Personal information
- Full name: Robert Wilson
- Born: 8 April 1916 Edinburgh, Midlothian, Scotland
- Died: 10 November 2004 (aged 88) Perth, Perthshire, Scotland
- Batting: Right-handed
- Bowling: Right-arm fast-medium

Domestic team information
- 1952: Scotland

Career statistics
| Competition | First-class |
| Matches | 3 |
| Runs scored | 5 |
| Batting average | 5.00 |
| 100s/50s | –/– |
| Top score | 4 |
| Balls bowled | 420 |
| Wickets | 8 |
| Bowling average | 20.87 |
| 5 wickets in innings | – |
| 10 wickets in match | – |
| Best bowling | 2/16 |
| Catches/stumpings | 1/– |
- Source: Cricinfo, 4 July 2022

= Robert Wilson (cricketer, born 1916) =

Scottish cricketer

Robert Wilson (8 April 1916 — 10 November 2004) was a Scottish first-class cricketer.

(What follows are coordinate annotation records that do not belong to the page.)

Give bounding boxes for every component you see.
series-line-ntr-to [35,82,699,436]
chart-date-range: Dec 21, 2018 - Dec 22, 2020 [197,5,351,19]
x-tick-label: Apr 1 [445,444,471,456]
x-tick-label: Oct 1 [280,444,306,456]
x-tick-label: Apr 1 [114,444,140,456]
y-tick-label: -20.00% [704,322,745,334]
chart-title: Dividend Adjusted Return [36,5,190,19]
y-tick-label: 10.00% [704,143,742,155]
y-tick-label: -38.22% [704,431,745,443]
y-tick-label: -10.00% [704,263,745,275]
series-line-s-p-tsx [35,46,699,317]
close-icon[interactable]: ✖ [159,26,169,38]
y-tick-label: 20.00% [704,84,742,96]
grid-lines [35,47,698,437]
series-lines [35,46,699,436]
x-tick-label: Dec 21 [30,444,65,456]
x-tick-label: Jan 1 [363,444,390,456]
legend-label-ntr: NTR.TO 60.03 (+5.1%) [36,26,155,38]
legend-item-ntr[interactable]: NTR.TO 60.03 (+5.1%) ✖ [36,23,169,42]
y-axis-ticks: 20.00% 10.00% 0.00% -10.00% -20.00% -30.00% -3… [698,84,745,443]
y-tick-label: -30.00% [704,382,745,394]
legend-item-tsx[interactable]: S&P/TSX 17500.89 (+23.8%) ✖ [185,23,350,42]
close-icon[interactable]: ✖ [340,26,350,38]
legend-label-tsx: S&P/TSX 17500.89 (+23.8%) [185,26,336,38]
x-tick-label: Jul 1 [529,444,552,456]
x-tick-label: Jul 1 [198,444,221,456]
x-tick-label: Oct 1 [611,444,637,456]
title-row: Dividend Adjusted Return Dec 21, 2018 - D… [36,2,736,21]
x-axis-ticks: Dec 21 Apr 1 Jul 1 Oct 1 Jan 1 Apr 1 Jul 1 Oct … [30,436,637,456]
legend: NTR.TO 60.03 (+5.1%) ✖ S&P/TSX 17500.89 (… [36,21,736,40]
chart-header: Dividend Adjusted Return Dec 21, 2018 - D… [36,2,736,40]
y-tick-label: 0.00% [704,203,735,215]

Wilson was born at Edinburgh in April 1916 and was educated at the North District School. A club cricketer for Perthshire Cricket Club, Wilson made his debut for Scotland in first-class cricket against Yorkshire at Glasgow in 1952. He made a further two first-class appearances for Scotland in that year, against Ireland at Paisley and Worcestershire at Worcester on Scotland's tour of England. Playing as a right-arm fast-medium bowler, he took 8 wickets at an average of 20.87, with best figures of 2 for 16. As a lower order batsman, he scored 5 runs. By profession, he was a sports shop manager. Wilson died at Perth in November 2004.